Mirrors won't download new LFS files
Summary
This is a rather specific bug introduced by !41770 (merged) and #214211 (closed)
The lack of handling of the following error causes no new LFS downloads to occur after the first import of the pull mirror repository:
{"severity":"ERROR","time":"2021-05-19T07:53:08.653Z","correlation_id":"01F61STA29DWG7RS7XBXCE2RX4","user_id":1,"project_id":33,"import_url":"https://:*****@gitlab.com/hchouraria/lfs-test3.git","error_message":"Validation failed: Lfs object already exists in repository"}
Steps to reproduce
- Create a git repository anywhere outside your GitLab instance
- For example, on GitHub, or on a different GitLab instance (such as GitLab.com if using Self-Managed, or vice-versa)
- Push some initial LFS files to the repository, with a file size above 1.0 MiB
git lfs track *.big
git add .gitattributes
git commit -m "add lfs tracking entry"
# Creates a 1.1 MiB file
dd if=/dev/random of=file1.big bs=1024 count=1100
git add file1.big
git commit -m "add file1 to lfs"
git push origin main
-
Setup a mirroring of this repository in your GitLab.com or SM GitLab instance.
- Choose new project, "Run CI/CD for external repository" to do this.
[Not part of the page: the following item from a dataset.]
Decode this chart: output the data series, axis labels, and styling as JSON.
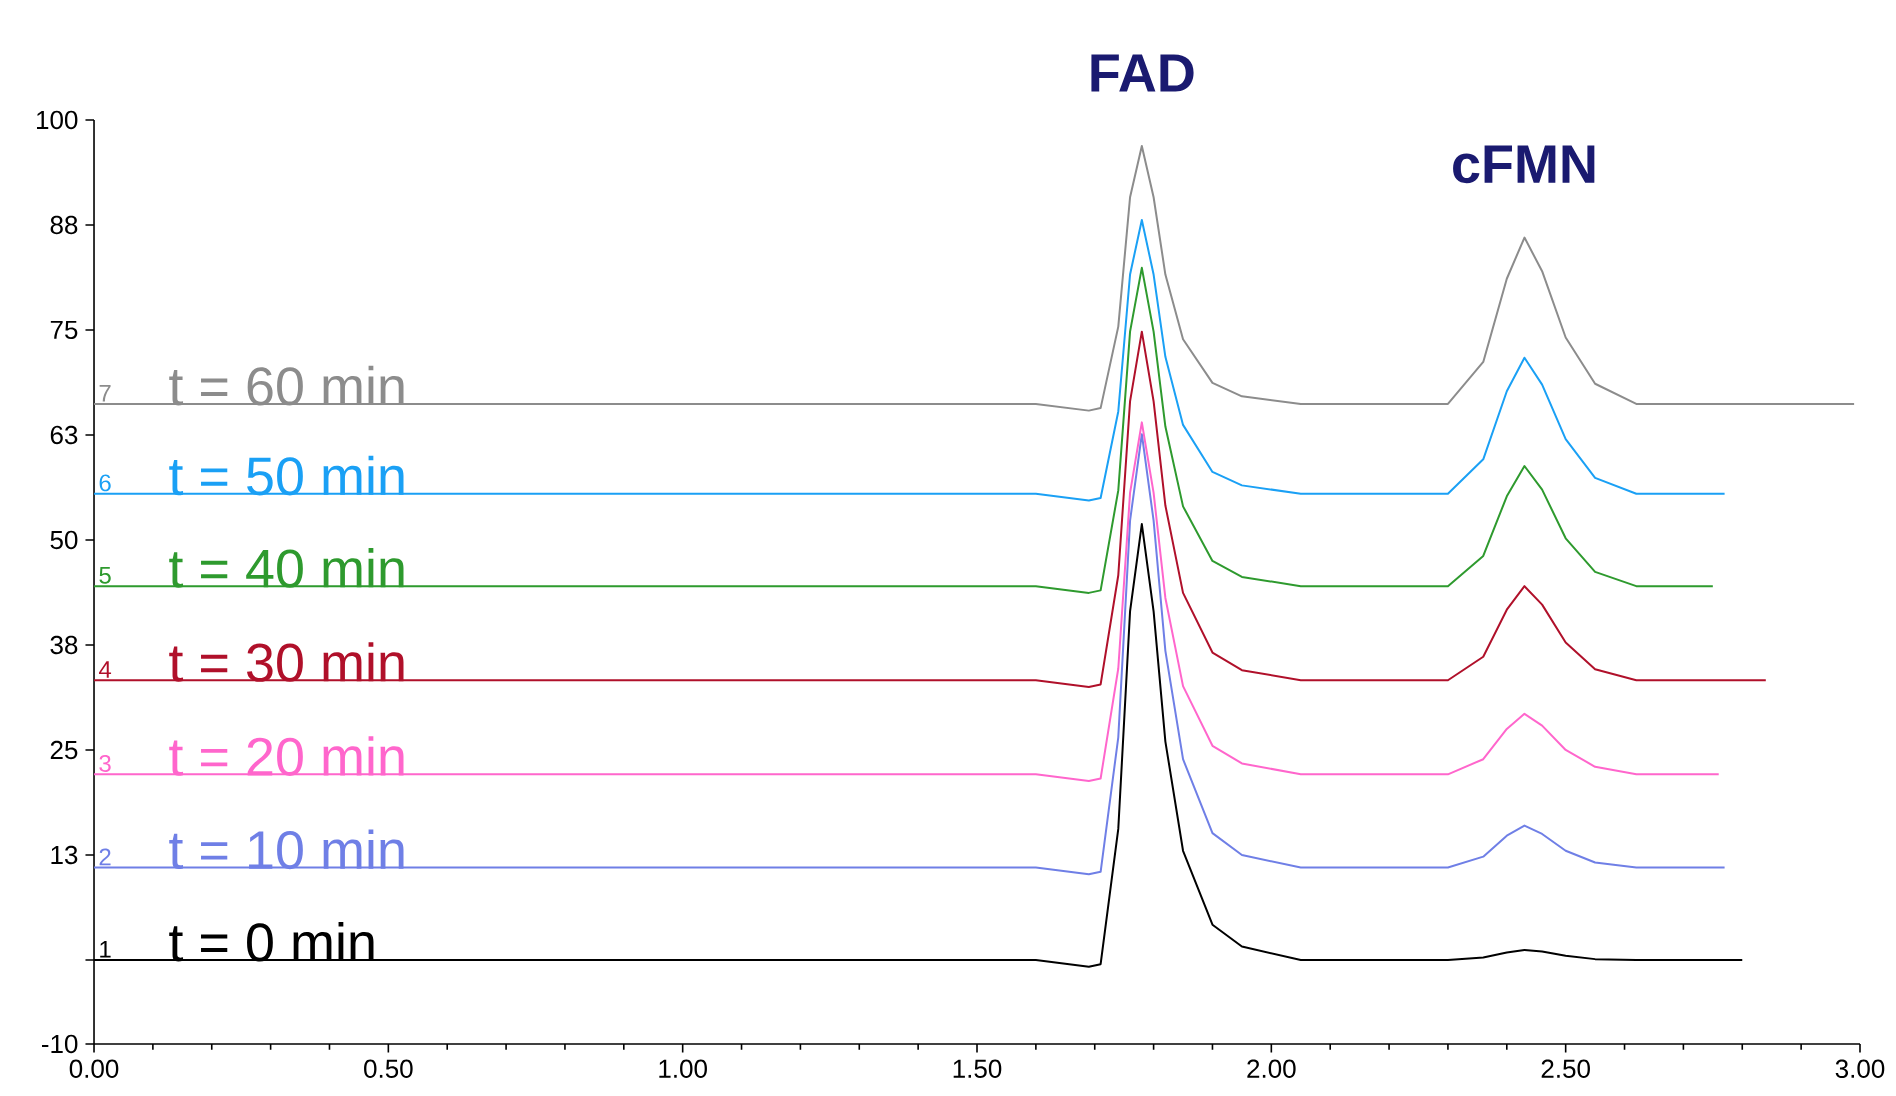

- You can use either GitHub integration, or Repo by URL, the source does not matter.
-
Wait for the initial import to complete. Try to download the LFS
file1.bigfile from repo UI. It works/downloads/carries data. -
Now go back to the external source repo. Add another LFS file and push. File size does not matter now.
# Creates a 10 MiB file
dd if=/dev/random of=file2.big bs=1024 count=10000
git add file2.big
git commit -m "add file2 to lfs"
git push origin main
-
Wait for the mirror repo to complete fetching the new changes
-
Observe that the following error appears in the
update_mirror_service_json.log:
{"severity":"ERROR","time":"2021-05-19T07:53:08.653Z","correlation_id":"01F61STA29DWG7RS7XBXCE2RX4","user_id":1,"project_id":33,"import_url":"https://:*****@gitlab.com/group/project.git","error_message":"Validation failed: Lfs object already exists in repository"}
-
Observe that the repo UI now shows the
file2.bigfile, but if you attempt to download it, it fails with a 404. -
Repeat the steps above to add as many new regular or LFS files, and observe that none of the new LFS files' actual data are being downloaded automatically anymore
-
Only the first LFS file, present during initial import, is present/downloadable
Example Project
File file12.big on https://gitlab.com/gitlab-gold/hchouraria/lfs-downloads-fail
404: https://gitlab.com/gitlab-gold/hchouraria/lfs-downloads-fail/-/raw/main/file12.big
What is the current bug behavior?
No new LFS files added to source repo are downloaded by the mirror automatically New LFS files in the repo do not download in CI/CD, and return 404 on the UIs when downloaded
What is the expected correct behavior?
All new LFS files added to source repo must be downloaded by the mirror automatically New LFS files in the repo must be available to CI/CD and downloads on the UIs
Relevant logs and/or screenshots
{"severity":"ERROR","time":"2021-05-19T07:53:08.653Z","correlation_id":"01F61STA29DWG7RS7XBXCE2RX4","user_id":1,"project_id":33,"import_url":"https://:*****@gitlab.com/group/project.git","error_message":"Validation failed: Lfs object already exists in repository"}
Output of checks
This bug happens on GitLab.com
Possible fixes
The issue is in file app/services/projects/lfs_pointers/lfs_download_service.rb on line:
return link_existing_lfs_object! if lfs_size > LARGE_FILE_SIZE && lfs_object
- When the LFS object list is retrieved, all the existing OIDs are part of the list.
- We try to perform a
link_existing_lfs_object!for one such pre-existing file. - But this fails with the object validation error, because a record for an
LfsObjectsProjectmodel already exists - The exception thrown breaks the entire download loop and aborts
- No file beyond the first (repeated) OID is processed
- No new LFS files end up being truly downloaded
The only workarounds I can think of are rather impractical:
- Setup the mirror when there are no pre-existing LFS files in the source repo (or)
- Ensure no pre-existing LFS file is above 1 MiB ever (even in history of the repo)
This bug effectively breaks use of LFS with mirroring options (using GitLab as the CI/CD endpoint for external repos being the use-case) so it is pretty severe for those that already have been using LFS on their source systems.